Un gros grain de sable
A court terme, la décision de Roscosmos est déjà un gros grain de sable dans le manifeste de 2022 d'Arianespace, qui a déjà opéré le 10 février dernier un des trois lancements Soyuz programmé au CSG cette année. Le lanceur russe a d'ailleurs parfaitement réussi le vol VS27 et a placé sur orbite 34 satellites supplémentaires pour le compte de la constellation OneWeb. Outre OneWeb, la filiale d'ArianeGroup avait également prévu de mettre à bord de Soyuz en avril deux nouveaux satellites de la constellation européenne Galileo.
Devant
cette situation, Thierry Breton, le commissaire en charge de la
politique spatiale européenne et notamment des infrastructures spatiales
Galileo et Copernicus, a tenu à rassurer très rapidement dès samedi en
affirmant que la suspension des activités de Roscomos à Kourou ne
portait "aucune conséquence sur la continuité et la qualité des services de Galileo et de Copernicus", ni "ne remet non plus en cause la continuité du développement de ces infrastructures".

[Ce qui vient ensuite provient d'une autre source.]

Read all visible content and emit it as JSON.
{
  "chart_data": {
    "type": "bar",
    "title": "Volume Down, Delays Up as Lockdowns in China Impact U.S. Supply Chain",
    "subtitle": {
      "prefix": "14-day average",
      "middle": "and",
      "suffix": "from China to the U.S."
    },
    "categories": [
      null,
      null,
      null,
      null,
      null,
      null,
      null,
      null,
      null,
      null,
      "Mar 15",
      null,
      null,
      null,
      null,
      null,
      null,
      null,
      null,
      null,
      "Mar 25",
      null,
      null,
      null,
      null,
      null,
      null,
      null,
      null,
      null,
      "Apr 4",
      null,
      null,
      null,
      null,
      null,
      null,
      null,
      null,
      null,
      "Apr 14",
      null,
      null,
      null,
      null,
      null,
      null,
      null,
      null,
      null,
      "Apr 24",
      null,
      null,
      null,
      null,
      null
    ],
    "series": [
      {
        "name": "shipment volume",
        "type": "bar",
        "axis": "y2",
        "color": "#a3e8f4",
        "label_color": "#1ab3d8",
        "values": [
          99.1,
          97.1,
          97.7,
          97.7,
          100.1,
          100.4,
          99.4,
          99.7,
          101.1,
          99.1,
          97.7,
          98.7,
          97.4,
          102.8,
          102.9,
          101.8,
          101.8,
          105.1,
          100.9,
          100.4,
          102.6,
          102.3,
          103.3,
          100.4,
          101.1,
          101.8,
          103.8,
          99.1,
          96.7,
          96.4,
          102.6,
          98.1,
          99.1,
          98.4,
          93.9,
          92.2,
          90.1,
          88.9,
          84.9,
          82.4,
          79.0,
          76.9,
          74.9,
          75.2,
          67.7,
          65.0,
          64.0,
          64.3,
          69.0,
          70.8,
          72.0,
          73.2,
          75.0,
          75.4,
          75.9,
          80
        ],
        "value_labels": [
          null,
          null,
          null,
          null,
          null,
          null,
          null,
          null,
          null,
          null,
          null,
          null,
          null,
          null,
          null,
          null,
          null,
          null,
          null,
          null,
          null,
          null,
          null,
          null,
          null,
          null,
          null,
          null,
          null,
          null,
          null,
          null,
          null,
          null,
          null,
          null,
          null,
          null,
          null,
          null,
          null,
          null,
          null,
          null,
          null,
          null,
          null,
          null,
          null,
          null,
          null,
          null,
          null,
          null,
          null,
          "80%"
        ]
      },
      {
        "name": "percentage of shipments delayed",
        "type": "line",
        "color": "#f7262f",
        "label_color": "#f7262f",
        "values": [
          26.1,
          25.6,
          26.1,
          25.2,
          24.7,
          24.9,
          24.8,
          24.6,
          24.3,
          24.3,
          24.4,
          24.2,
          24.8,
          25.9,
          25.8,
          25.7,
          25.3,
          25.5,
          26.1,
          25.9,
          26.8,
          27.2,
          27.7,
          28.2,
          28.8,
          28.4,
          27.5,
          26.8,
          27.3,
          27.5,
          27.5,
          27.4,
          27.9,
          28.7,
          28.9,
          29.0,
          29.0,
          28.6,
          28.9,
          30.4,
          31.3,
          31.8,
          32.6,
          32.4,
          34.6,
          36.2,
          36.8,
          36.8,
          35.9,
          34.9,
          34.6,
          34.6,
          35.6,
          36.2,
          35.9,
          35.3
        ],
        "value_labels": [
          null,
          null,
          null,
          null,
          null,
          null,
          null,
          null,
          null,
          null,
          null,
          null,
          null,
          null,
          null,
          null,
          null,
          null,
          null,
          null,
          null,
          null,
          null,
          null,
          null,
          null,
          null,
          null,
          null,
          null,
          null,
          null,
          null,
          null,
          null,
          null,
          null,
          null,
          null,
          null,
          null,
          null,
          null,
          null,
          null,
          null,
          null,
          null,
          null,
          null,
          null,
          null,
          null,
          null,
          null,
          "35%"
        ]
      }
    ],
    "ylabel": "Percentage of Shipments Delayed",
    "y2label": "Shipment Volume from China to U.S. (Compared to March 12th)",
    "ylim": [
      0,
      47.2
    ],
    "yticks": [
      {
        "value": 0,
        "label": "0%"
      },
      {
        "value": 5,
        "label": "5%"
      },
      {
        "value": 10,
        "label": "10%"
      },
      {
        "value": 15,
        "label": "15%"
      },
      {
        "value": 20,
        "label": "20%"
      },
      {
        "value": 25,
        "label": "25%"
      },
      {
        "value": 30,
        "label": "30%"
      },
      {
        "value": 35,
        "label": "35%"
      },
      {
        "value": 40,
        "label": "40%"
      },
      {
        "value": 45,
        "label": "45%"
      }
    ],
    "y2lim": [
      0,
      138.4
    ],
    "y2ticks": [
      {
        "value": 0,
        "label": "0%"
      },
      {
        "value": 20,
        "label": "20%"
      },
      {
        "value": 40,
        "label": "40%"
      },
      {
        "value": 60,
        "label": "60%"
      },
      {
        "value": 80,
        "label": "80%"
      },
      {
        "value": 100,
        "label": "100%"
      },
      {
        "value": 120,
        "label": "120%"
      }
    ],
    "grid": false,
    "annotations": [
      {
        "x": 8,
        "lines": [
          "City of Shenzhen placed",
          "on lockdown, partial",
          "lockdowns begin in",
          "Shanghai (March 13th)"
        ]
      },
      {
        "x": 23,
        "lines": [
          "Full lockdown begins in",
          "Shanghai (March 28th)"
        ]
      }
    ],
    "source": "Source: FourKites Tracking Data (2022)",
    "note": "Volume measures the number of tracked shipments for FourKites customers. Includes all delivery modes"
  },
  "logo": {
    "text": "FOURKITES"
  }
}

Pour autant, il faudra soit trouver un back-up pour ce lancement, soit,
plus vraisemblablement, attendre Ariane 6... mais pas trop quand même
pour que l'Europe soit enfin dotée du fameux PRS (Public Regulated
Service), un service gouvernemental et militaire crypté et sécurisé, qui
sera disponible en 2024. Et à condition que le programme Ariane 6 ne se
plante pas.
"Nous prendrons, en temps voulu, toutes les décisions qui s'imposent en réponse et poursuivons résolument le développement de la deuxième génération de ces deux infrastructures spatiales souveraines de l'Union", a expliqué Thierry Breton.
C'est également un
éventuel contre-temps très dommageable pour le ministère des Armées, qui
a prévu de lancer en fin d'année le satellite espion CSO-3
(observation) sur Soyuz, ce lanceur ayant déjà lancé CSO-2 en 2020. Les
incertitudes entourant l'arrivée sur le pas de tir d'Ariane 6 avait
contraint fin 2021 le ministère à choisir la solution Soyuz pour que
CSO-3 soit lancé en 2022. La situation géopolitique a changé la donne.
Jusqu'à quand ?
Soyuz, le back-up naturel d'Ariane 6
Arianespace
avait identifié Soyuz comme "back-up naturel", s'il y avait des retards
d'Ariane 6, notamment pour des missions institutionnelles que Soyuz
pouvait assurer comme CSO-3. La version européanisée du Soyuz est
notamment un back-up pour les missions idéal pour Galileo. C'est
pourquoi la France négociait depuis plusieurs mois avec l'agence
spatiale russe une prolongation de Soyuz au CSG pour maîtriser la
transition entre Ariane 5 et Ariane 6. D'autant que Soyuz pouvait
également servir de back-up pour les petits satellites géostationnaires
depuis la Guyane. Le lanceur russe avait mis en 2017 deux satellites de
3,2 tonnes et 2,3 tonnes (Hispasat 36W-1 et SES 15).
Dans une interview accordée début 2021 à La Tribune, le PDG d'Arianespace Stéphane Israël avait estimé que Soyuz allait "donner de la robustesse à l'autonomie d'accès de l'Europe à l'espace pour ses missions institutionnelles. Il facilite la transition vers Vega C et Ariane 6, et c'est une excellente chose".